Ich merkte, wie ich an den Fingernägeln knabberte, und nahm meine Hand vom Mund. Diese Angewohnheit hatte ich, seit ich mit Kai zusammen gewesen war.
„Er ist gegangen. Ich rannte ihm hinterher, griff nach seinem Arm. Doch er, er stieß mich zu Boden. Ich ... ich-"
Meine Stimme versagte. Leon war mittlerweile mit seinem Stuhl näher gerutscht und nahm meine frierenden Hände in seine warmen. Mit dem Daumen streichelte er meinen Handrücken, nickte mir aufmunternd zu. Ich atmete tief ein und fuhr fort.
„Ich ... ich blieb liegen. Geschockt. Geschockt, dass es mir passiert war. So etwas sieht man einzig und allein im Fernsehen, dachte ich. Dass der eigene Freund handgreiflich wird, erwartet man in seinen schlimmsten Träumen nicht. Nach oben zu sehen traute ich mich nicht. Wusste nicht, ob er noch da stand oder weitergegangen war. Minuten vergingen und ich blieb liegen. Ich hätte ihn damals schon verlassen sollen. Ich weiß nicht, warum ich es nicht getan habe. Schließlich heißt es doch, dass es nur schlimmer wird, wenn die Hemmungen einmal gefallen sind."

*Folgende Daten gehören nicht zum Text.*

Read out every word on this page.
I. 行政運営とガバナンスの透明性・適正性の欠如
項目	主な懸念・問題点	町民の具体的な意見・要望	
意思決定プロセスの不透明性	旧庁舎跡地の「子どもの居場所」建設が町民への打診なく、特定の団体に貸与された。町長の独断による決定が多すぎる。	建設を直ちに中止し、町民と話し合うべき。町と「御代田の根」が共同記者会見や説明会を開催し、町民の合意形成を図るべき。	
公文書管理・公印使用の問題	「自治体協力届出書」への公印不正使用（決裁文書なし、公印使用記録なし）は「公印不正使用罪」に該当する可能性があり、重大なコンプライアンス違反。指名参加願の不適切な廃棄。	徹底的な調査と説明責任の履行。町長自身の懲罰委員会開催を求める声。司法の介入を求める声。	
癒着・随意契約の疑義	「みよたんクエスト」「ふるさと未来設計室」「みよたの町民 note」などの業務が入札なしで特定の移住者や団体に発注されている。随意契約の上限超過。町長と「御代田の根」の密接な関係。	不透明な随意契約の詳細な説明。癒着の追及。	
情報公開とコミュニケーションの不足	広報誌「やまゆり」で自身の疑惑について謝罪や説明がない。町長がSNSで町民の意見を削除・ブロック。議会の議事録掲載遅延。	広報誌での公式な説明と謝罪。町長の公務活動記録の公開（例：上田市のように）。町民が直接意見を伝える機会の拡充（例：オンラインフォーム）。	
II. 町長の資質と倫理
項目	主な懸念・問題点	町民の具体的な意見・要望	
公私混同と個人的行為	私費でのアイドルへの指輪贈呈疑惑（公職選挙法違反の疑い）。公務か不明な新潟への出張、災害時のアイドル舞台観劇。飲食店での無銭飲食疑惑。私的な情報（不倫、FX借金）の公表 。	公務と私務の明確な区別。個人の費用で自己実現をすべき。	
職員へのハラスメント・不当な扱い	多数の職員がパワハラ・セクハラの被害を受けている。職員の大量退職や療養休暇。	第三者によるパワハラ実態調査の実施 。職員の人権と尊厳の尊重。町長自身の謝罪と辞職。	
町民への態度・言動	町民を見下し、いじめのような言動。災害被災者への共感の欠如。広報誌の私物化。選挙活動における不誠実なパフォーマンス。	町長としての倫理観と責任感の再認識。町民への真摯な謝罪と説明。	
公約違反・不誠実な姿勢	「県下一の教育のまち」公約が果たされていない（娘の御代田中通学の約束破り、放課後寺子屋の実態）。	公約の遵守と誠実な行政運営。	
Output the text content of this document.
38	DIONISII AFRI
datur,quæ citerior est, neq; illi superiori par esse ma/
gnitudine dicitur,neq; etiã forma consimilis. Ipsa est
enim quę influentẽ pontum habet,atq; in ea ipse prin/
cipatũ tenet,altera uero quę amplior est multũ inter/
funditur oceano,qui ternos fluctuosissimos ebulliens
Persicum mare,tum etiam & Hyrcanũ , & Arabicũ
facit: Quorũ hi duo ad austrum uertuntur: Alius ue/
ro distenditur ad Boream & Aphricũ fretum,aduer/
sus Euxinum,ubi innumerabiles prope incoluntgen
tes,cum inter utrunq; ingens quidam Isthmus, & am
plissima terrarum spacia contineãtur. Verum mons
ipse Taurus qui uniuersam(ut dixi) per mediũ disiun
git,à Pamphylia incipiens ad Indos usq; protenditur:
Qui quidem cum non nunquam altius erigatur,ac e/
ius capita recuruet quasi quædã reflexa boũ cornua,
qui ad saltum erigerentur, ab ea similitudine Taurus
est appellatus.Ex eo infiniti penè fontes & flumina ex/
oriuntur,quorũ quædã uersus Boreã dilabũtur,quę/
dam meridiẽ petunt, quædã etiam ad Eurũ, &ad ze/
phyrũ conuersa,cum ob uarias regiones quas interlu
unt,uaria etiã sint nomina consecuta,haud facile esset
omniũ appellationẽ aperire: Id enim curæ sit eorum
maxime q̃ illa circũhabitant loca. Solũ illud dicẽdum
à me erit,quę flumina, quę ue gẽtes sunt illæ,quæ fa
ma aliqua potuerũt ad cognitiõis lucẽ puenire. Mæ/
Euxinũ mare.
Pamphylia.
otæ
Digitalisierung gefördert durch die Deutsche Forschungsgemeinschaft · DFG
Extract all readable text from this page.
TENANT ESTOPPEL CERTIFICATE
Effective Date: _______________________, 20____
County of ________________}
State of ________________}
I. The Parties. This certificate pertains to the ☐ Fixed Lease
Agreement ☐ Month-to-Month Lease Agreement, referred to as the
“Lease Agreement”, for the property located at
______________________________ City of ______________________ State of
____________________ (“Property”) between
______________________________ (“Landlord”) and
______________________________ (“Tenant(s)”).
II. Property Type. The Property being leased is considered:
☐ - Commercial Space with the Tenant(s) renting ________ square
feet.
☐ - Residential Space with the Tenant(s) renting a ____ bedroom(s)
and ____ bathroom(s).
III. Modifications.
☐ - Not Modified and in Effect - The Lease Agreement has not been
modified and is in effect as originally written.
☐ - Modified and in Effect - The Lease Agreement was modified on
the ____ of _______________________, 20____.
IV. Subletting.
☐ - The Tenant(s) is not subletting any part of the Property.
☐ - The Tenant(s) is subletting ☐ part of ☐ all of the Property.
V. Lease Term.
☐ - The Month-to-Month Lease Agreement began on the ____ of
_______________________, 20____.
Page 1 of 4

Ich sah nach oben und blickte in Leons Augen, die mich liebevoll ansahen. Er sagte kein Wort
„Irgendwann stand ich auf. Das weiße Sommerkleid mit den Blumen war mit Blut beschmiert. Mir wurde jetzt erst bewusst, dass mein ganzer Arm aufgeschrammt war und ich blutete. Den Schmerz spürte ich nicht."
Ich schnaufte.
„Wann ich beim Hotel ankam und wie ich dahin gekommen war, weiß ich bis heute nicht. Was ich weiß, ist, dass ich am nächsten Morgen aufwachte, Kai einen guten Morgen wünschte, ihm einen Kuss auf die Wange gab, ins Bad ging und meine Wunden am Arm neu verbunden hatte. Danach zog ich ein langärmliges Kleid an, um die Verletzung und den Verband zu verstecken."
Ich atmete aus und fühlte mich zehn Kilo leichter. Als wäre eine Last von mir abgefallen. Leon sah mich lange und schweigend an. Schließlich gab er mir einen sanften Kuss auf die Stirn
„Danke, dass du es mir erzählt hast. Dass du mir vertraust. Es tut mir leid, dass du das durchmachen musstest."
Er stoppte, öffnete seinen Mund, schloss ihn wieder. Nach ein paar Sekunden schüttelte er den Kopf und sagte: „Er wird nicht wiederkommen und wenn doch, bist du nicht allein."
Er gab mir einen Kuss auf die Stirn und stand auf.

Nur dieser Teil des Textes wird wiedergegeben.